Com todo acerto, o jornalista catalão Victor Amela observou que “inventar um jogo que consiga neutralizar por um momento a ignomínia da guerra é como compor um poema com espaço e tempo”.
Não foi o futbolín – assim se chama o pebolim na Espanha – a única invenção sensível do poeta: em uma ocasião, apaixonado por uma pianista, inventou pra ela um artefato que permitia passar as pentagramas das partituras pressionando um pedal.
Quando acabou a guerra, fugindo do Franquismo Alejandro acaba exilado na França. Mais tarde sofreu quatro anos de cativeiro no Marrocos e uma vez liberado empreendeu sua aventura americana, cruzando o Atlântico. No Equador fundou a revista de Poesia Universal. Viveu um tempo na Guatemala, onde aperfeiçoou seu pebolim e trucou a rodada com um basquete de mesa – esse último sem grande sucesso. No México participou da intensa atividade intelectual da capital federal daquele país, e se encontrou com seu referente, o poeta espanhol León Felipe. Voltou para a Espanha nos anos 80 já como um consagrado editor e passou a chamar-se Alejandro Finisterre, fim da terra, princípio de sua vida.
Sempre foi reconhecido com a importância de ter inventado o mundialmente difundido jogo de pebolim: com tantos nomes ao redor do mundo. Metegol na Argentina, Futbolín na Espanha, Pebolim em São Paulo, Totó no Rio de Janeiro, e por aí vai… “Se eu não tivesse inventado, outra pessoa teria”, comentou Finisterre. Considerava – como Jean Cocteau – que “a poesia sempre é necessária, não sei para quê, mas é necessária”.
Morreu em 2007, quando as crianças do mundo já haviam substituído seu invento pelos vídeo games. E o poeta celebrou isto: “eu acredito no progresso, existe um impulso humano no caminho da felicidade, da paz, da justiça e do amor.

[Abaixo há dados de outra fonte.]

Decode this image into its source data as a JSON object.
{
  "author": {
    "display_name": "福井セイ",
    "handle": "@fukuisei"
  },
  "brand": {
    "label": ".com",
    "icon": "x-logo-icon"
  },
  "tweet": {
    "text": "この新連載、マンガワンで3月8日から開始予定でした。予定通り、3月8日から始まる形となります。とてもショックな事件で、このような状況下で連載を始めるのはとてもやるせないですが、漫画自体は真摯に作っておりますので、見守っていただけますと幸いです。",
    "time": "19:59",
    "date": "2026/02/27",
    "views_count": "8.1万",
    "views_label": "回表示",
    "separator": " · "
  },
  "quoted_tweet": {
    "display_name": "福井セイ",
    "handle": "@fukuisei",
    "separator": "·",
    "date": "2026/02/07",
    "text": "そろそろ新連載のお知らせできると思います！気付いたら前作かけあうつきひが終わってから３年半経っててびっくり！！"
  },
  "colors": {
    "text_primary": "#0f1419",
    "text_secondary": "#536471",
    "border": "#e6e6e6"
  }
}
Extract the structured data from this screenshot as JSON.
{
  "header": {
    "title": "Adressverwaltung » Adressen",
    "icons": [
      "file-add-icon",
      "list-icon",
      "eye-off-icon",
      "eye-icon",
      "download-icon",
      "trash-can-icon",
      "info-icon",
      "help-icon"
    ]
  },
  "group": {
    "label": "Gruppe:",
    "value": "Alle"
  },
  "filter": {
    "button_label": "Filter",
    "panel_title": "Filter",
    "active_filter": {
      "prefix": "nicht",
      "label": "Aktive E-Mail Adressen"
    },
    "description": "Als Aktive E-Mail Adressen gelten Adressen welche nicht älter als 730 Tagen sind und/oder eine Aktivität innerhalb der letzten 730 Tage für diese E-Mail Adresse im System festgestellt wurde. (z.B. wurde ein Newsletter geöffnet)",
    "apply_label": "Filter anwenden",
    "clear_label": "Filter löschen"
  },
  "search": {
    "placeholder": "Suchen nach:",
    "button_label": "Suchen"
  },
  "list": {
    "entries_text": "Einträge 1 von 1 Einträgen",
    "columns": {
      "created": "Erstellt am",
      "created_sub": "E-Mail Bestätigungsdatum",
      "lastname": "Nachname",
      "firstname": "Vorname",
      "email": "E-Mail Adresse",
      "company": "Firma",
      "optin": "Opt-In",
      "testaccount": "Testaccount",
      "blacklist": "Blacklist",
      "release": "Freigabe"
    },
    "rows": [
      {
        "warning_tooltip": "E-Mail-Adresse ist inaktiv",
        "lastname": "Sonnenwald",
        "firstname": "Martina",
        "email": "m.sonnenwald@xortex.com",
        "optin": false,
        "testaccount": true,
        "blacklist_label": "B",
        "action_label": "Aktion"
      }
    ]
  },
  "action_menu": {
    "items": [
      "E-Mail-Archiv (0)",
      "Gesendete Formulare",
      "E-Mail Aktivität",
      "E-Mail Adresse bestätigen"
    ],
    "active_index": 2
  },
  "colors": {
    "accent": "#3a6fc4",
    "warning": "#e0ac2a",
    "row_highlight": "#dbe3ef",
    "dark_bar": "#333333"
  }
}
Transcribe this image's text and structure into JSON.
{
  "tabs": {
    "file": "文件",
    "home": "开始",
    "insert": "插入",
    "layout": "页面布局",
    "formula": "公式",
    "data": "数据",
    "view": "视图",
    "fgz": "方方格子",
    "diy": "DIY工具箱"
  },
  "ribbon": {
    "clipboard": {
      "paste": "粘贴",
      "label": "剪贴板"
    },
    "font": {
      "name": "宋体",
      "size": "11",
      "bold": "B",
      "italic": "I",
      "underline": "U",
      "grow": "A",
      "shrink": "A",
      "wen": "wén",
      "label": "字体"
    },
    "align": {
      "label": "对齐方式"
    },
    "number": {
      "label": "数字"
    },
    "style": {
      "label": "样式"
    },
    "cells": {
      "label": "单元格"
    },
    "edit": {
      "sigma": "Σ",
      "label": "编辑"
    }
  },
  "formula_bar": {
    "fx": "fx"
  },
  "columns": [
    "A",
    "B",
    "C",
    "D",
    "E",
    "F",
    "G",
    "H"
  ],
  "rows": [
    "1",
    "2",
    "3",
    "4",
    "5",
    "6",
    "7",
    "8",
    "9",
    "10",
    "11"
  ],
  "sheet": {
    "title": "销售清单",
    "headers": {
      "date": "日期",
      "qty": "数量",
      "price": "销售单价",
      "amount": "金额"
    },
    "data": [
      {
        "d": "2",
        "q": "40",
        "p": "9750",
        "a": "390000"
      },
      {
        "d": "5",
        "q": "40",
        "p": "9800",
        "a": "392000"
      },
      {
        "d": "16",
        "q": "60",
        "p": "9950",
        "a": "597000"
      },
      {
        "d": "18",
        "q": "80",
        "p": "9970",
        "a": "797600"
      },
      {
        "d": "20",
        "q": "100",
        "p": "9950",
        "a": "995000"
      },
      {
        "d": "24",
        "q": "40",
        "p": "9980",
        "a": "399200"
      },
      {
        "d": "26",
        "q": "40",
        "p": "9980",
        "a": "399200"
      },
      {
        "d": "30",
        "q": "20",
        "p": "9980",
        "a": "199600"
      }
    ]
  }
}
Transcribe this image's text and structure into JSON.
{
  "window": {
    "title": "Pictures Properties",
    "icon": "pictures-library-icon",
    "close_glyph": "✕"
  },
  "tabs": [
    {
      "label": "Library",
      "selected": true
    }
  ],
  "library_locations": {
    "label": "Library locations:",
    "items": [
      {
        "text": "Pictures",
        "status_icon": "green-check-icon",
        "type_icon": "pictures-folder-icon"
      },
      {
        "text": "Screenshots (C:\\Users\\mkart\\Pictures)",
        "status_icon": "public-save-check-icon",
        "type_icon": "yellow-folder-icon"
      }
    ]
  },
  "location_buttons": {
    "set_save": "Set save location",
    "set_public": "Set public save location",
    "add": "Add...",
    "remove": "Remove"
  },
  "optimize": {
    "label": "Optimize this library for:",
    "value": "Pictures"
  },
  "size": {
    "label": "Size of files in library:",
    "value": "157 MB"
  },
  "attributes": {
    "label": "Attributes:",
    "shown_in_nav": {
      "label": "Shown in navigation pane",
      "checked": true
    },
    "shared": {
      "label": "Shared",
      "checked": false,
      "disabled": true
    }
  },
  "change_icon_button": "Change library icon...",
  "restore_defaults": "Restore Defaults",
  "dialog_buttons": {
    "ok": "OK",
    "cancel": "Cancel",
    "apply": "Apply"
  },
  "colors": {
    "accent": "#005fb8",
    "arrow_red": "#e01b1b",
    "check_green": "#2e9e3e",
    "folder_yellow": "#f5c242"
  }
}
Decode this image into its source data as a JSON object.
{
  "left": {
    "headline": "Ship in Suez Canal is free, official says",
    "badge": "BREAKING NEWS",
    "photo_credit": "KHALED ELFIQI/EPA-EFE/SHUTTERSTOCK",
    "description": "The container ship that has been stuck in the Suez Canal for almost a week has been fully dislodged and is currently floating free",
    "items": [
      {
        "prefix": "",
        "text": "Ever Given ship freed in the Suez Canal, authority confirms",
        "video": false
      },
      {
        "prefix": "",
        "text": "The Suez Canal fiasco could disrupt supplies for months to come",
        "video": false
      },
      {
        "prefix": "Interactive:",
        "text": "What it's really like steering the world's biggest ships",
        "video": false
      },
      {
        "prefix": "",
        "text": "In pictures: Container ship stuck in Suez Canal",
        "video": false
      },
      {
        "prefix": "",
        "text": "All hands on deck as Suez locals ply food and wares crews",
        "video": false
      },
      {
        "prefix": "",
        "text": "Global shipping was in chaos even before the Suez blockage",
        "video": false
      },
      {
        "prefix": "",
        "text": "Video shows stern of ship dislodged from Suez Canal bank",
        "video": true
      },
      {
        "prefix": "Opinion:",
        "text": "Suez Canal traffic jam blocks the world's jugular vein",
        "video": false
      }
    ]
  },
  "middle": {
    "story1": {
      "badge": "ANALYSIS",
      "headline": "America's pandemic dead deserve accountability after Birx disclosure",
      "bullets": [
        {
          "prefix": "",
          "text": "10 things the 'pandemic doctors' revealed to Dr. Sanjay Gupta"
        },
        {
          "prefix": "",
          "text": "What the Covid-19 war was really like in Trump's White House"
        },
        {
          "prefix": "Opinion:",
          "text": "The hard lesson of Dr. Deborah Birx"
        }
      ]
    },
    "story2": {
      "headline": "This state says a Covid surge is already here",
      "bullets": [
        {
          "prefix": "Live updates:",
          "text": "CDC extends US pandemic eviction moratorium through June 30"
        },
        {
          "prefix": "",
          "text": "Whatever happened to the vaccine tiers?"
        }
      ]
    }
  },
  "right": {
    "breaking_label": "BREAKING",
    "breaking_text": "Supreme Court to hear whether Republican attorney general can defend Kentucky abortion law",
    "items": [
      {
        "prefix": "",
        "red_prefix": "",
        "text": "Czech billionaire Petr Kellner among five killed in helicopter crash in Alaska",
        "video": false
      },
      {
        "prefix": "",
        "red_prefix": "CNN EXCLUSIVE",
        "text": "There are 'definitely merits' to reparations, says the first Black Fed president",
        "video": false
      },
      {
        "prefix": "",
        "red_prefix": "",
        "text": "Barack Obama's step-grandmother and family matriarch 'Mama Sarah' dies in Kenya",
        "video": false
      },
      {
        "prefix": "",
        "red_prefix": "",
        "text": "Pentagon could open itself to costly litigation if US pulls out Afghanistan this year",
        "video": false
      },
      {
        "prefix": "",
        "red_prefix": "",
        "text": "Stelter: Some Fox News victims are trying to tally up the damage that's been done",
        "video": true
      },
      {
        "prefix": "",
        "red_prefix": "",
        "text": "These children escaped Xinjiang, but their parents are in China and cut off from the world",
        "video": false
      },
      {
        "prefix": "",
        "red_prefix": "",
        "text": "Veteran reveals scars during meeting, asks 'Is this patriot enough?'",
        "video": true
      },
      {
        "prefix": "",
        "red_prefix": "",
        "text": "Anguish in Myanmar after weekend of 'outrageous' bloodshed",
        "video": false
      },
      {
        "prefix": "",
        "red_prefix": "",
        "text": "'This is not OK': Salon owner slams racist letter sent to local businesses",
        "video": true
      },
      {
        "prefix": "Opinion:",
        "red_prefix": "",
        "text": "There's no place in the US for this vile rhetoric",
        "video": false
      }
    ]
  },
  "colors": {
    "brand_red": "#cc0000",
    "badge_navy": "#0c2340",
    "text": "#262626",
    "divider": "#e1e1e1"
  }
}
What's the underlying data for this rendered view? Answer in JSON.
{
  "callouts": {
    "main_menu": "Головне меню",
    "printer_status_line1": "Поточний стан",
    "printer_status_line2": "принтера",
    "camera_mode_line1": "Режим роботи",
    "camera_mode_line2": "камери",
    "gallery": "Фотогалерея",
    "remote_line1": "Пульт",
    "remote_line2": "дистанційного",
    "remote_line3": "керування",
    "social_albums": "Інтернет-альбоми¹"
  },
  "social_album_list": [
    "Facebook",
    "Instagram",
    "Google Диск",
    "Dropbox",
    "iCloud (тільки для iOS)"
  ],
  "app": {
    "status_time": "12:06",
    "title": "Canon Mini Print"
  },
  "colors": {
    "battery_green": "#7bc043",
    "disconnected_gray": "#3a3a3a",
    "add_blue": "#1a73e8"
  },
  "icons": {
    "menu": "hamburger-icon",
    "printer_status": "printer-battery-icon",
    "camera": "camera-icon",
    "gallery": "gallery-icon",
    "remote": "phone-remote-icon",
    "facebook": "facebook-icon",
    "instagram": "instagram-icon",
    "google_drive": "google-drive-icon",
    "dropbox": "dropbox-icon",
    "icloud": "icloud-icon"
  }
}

Esse mundo um dia chegará”.
A nós, que juntos a tantas outras gerações fomos beneficiários diretos desse esplêndido invento, fruto da imaginação e da sensibilidade daquele poeta, deveríamos prometer em sua homenagem cada vez que joguemos, respeitar e fazer respeitar para sempre aquela regra – que é uma regra mundial de obrigação moral de todo e qualquer jogador – de que não vale ficar girando – apelando – a linha de jogadores.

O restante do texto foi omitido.